BREAKING DOWN Kenneth Arrow
Born in New York City in 1921, Kenneth Arrow taught at Stanford University, Harvard and the University of Chicago. He earned his Ph.D. from Columbia University, with a dissertation that discussed his impossibility theorem. He later published a book on the same subject. Arrow is also known as one of the first economists to recognize the learning curve.
In what he called the General Impossibility Theorem, Arrow theorized that it was impossible to formulate a social preference ordering that satisfies all of the following conditions:
- Nondictatorship: The preferences of an individual should not become the group ranking without considering the preferences of others.
- Individual Sovereignty: each individual should be able to order the choices in any way and indicate ties
- Unanimity: If every individual prefers one choice to another, then the group ranking should do the same
- Freedom From Irrelevant Alternatives: If a choice is removed, then the others' order should not change
- Uniqueness of Group Rank: The method should yield the same result whenever applied to a set of preferences. The group ranking should be transitive.
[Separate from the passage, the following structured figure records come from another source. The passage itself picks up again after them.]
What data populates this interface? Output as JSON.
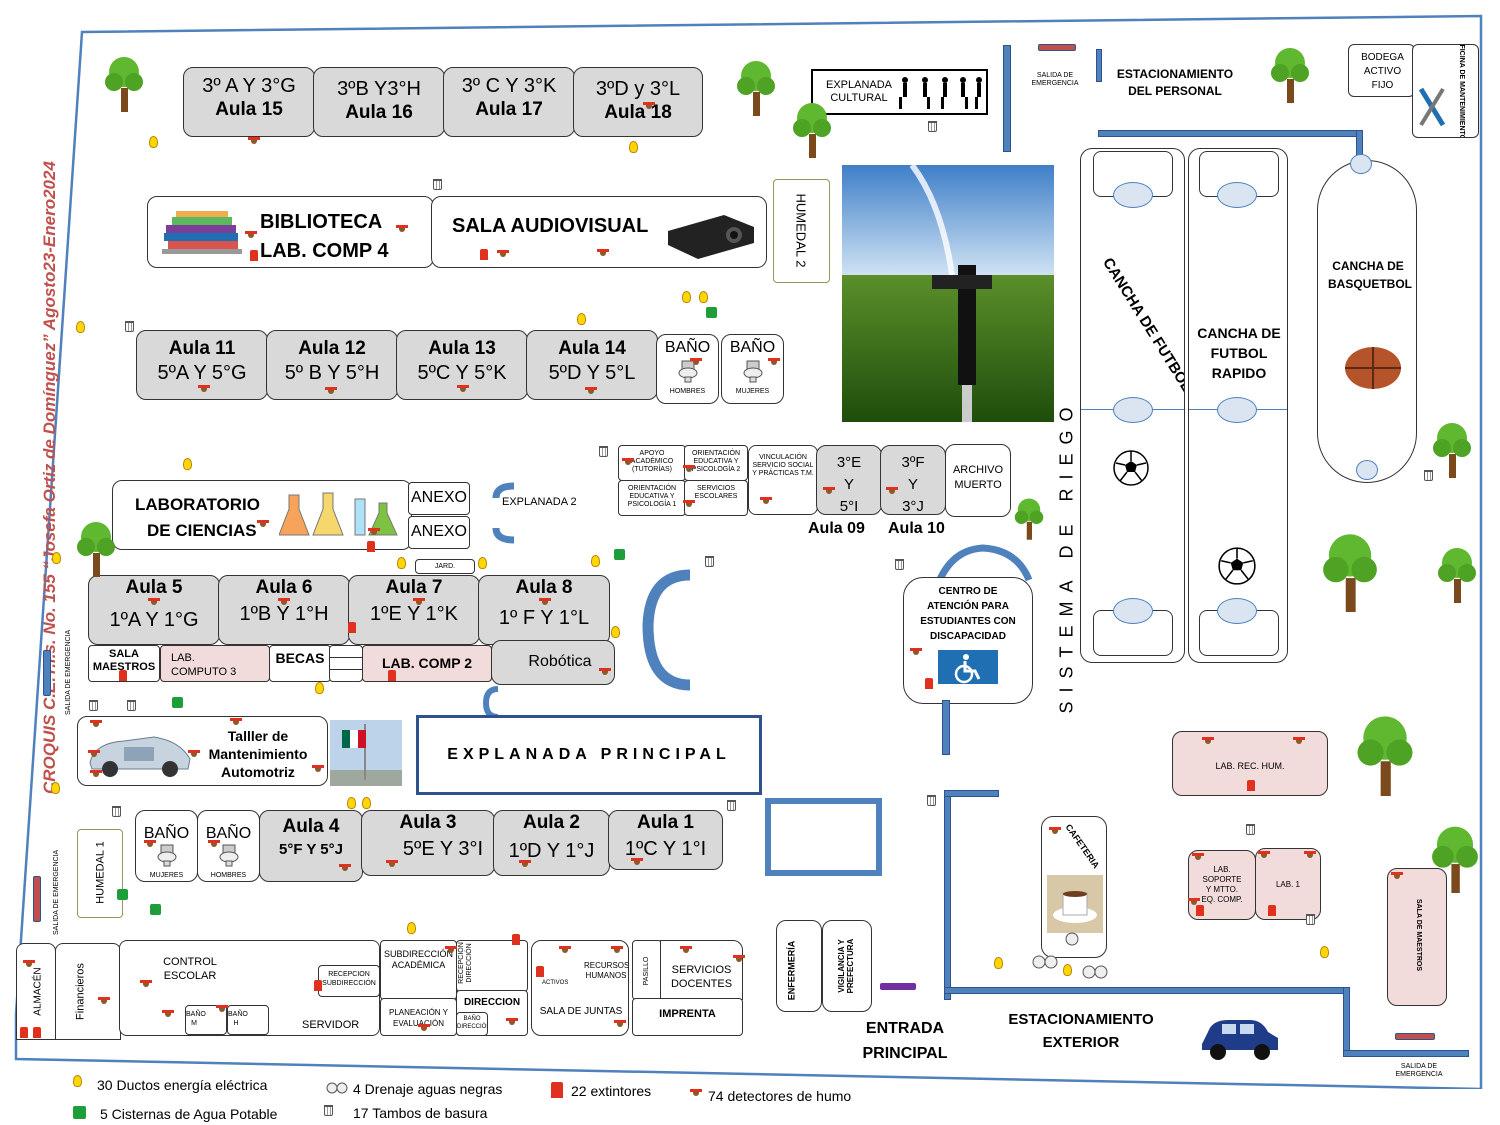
{
  "title": "CROQUIS C.E.T.i.s. No. 155 “Josefa Ortiz de Domínguez” Agosto23-Enero2024",
  "colors": {
    "road": "#4f81bd",
    "room": "#d9d9d9",
    "pink": "#f2dcdb",
    "title": "#c0504d",
    "tree": "#4caf2a"
  },
  "top_row": [
    {
      "line1": "3º A Y 3°G",
      "line2": "Aula 15"
    },
    {
      "line1": "3ºB Y3°H",
      "line2": "Aula 16"
    },
    {
      "line1": "3º C Y 3°K",
      "line2": "Aula 17"
    },
    {
      "line1": "3ºD y 3°L",
      "line2": "Aula 18"
    }
  ],
  "biblioteca": {
    "line1": "BIBLIOTECA",
    "line2": "LAB. COMP 4"
  },
  "audiovisual": "SALA AUDIOVISUAL",
  "humedal2": "HUMEDAL 2",
  "explanada_cultural": "EXPLANADA CULTURAL",
  "salida_emergencia": "SALIDA DE EMERGENCIA",
  "estacionamiento_personal": "ESTACIONAMIENTO DEL PERSONAL",
  "bodega": "BODEGA ACTIVO FIJO",
  "oficina_mant": "OFICINA DE MANTENIMIENTO",
  "row2": [
    {
      "line1": "Aula 11",
      "line2": "5ºA Y 5°G"
    },
    {
      "line1": "Aula 12",
      "line2": "5º B Y 5°H"
    },
    {
      "line1": "Aula 13",
      "line2": "5ºC Y 5°K"
    },
    {
      "line1": "Aula 14",
      "line2": "5ºD Y 5°L"
    }
  ],
  "bano": "BAÑO",
  "hombres": "HOMBRES",
  "mujeres": "MUJERES",
  "lab_ciencias": {
    "line1": "LABORATORIO",
    "line2": "DE CIENCIAS"
  },
  "anexo": "ANEXO",
  "explanada2": "EXPLANADA 2",
  "offices": {
    "apoyo": "APOYO ACADÉMICO (TUTORÍAS)",
    "orient2": "ORIENTACIÓN EDUCATIVA Y PSICOLOGÍA 2",
    "orient1": "ORIENTACIÓN EDUCATIVA Y PSICOLOGÍA 1",
    "servicios": "SERVICIOS ESCOLARES",
    "vinculacion": "VINCULACIÓN SERVICIO SOCIAL Y PRÁCTICAS T.M."
  },
  "aula09": {
    "inner": "3°E Y 5°I",
    "label": "Aula 09"
  },
  "aula10": {
    "inner": "3ºF Y 3°J",
    "label": "Aula 10"
  },
  "archivo": "ARCHIVO MUERTO",
  "jard": "JARD.",
  "row3": [
    {
      "line1": "Aula 5",
      "line2": "1ºA Y 1°G"
    },
    {
      "line1": "Aula 6",
      "line2": "1ºB Y 1°H"
    },
    {
      "line1": "Aula 7",
      "line2": "1ºE Y 1°K"
    },
    {
      "line1": "Aula 8",
      "line2": "1º F Y 1°L"
    }
  ],
  "sala_maestros": "SALA MAESTROS",
  "lab_comp3": "LAB. COMPUTO 3",
  "becas": "BECAS",
  "lab_comp2": "LAB. COMP 2",
  "robotica": "Robótica",
  "centro": "CENTRO DE ATENCIÓN PARA ESTUDIANTES CON DISCAPACIDAD",
  "sistema_riego": "SISTEMA DE RIEGO",
  "cancha7": "CANCHA DE FUTBOL 7",
  "cancha_rapido": "CANCHA DE FUTBOL RAPIDO",
  "cancha_basquet": "CANCHA DE BASQUETBOL",
  "taller": "Talller de Mantenimiento Automotriz",
  "explanada_principal": "EXPLANADA PRINCIPAL",
  "lab_rec_hum": "LAB. REC. HUM.",
  "row4": [
    {
      "line1": "Aula 4",
      "line2": "5°F Y 5°J"
    },
    {
      "line1": "Aula 3",
      "line2": "5ºE Y 3°I"
    },
    {
      "line1": "Aula 2",
      "line2": "1ºD Y 1°J"
    },
    {
      "line1": "Aula 1",
      "line2": "1ºC Y 1°I"
    }
  ],
  "humedal1": "HUMEDAL 1",
  "cafeteria": "CAFETERIA",
  "lab_soporte": "LAB. SOPORTE Y MTTO. EQ. COMP.",
  "lab1": "LAB. 1",
  "sala_maestros_right": "SALA DE MAESTROS",
  "admin": {
    "almacen": "ALMACÉN",
    "financieros": "Financieros",
    "control": "CONTROL ESCOLAR",
    "recepcion_sub": "RECEPCION SUBDIRECCIÓN",
    "subdireccion": "SUBDIRECCIÓN ACADÉMICA",
    "recepcion_dir": "RECEPCIÓN DIRECCIÓN",
    "activos": "ACTIVOS",
    "recursos": "RECURSOS HUMANOS",
    "pasillo": "PASILLO",
    "servicios_docentes": "SERVICIOS DOCENTES",
    "bano_m": "BAÑO M",
    "bano_h": "BAÑO H",
    "servidor": "SERVIDOR",
    "planeacion": "PLANEACIÓN Y EVALUACIÓN",
    "direccion": "DIRECCION",
    "bano_dir": "BAÑO DIRECCIÓN",
    "sala_juntas": "SALA DE JUNTAS",
    "imprenta": "IMPRENTA"
  },
  "enfermeria": "ENFERMERÍA",
  "vigilancia": "VIGILANCIA Y PREFECTURA",
  "entrada": "ENTRADA PRINCIPAL",
  "estacionamiento_ext": "ESTACIONAMIENTO EXTERIOR",
  "legend": [
    {
      "icon": "bulb-icon",
      "text": "30 Ductos energía eléctrica"
    },
    {
      "icon": "drain-icon",
      "text": "4 Drenaje aguas negras"
    },
    {
      "icon": "extinguisher-icon",
      "text": "22 extintores"
    },
    {
      "icon": "smoke-detector-icon",
      "text": "74 detectores de humo"
    },
    {
      "icon": "cistern-icon",
      "text": "5 Cisternas de  Agua Potable"
    },
    {
      "icon": "trash-icon",
      "text": "17 Tambos de basura"
    }
  ]
}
The General Impossibility Theorem carries implications for welfare economics and theories of justice. It was extended by Amartya Sen to the liberal paradox, which argued that given a status of "Minimal Liberty," there was no way to obtain Pareto optimality, nor was it possible to avoid the problem of social choice of neutral but unequal results.
Legacy of Kenneth Arrow
The importance of Arrow’s theoretical insight has proven its importance over the decades, but he contended that his conclusions about the workings of competitive markets held true only under ideal — that is to say, unrealistic — assumptions. For example, his assumptions ruled out the existence of third-party effects. An example of such of an effect would be the idea that a sale of a product by Harry to Joe would not affect the well-being of Sally. However, this assumption is routinely violated in the real world by the sale of products that harm the environment, for example.
Arrow's later research translated simple ideas into elegant mathematics, which other economists extended into unanticipated directions. One of those notions was “learning by doing,” an idea that Arrow examined in the early 1960s. The basic idea was that the more a company produced, the smarter it got. Decades later, economists incorporated this idea into sophisticated theories of “endogenous growth,” which state that economic growth depends on internal company policies that promote innovation and education.
Kenneth Arrow died on February 21, 2017.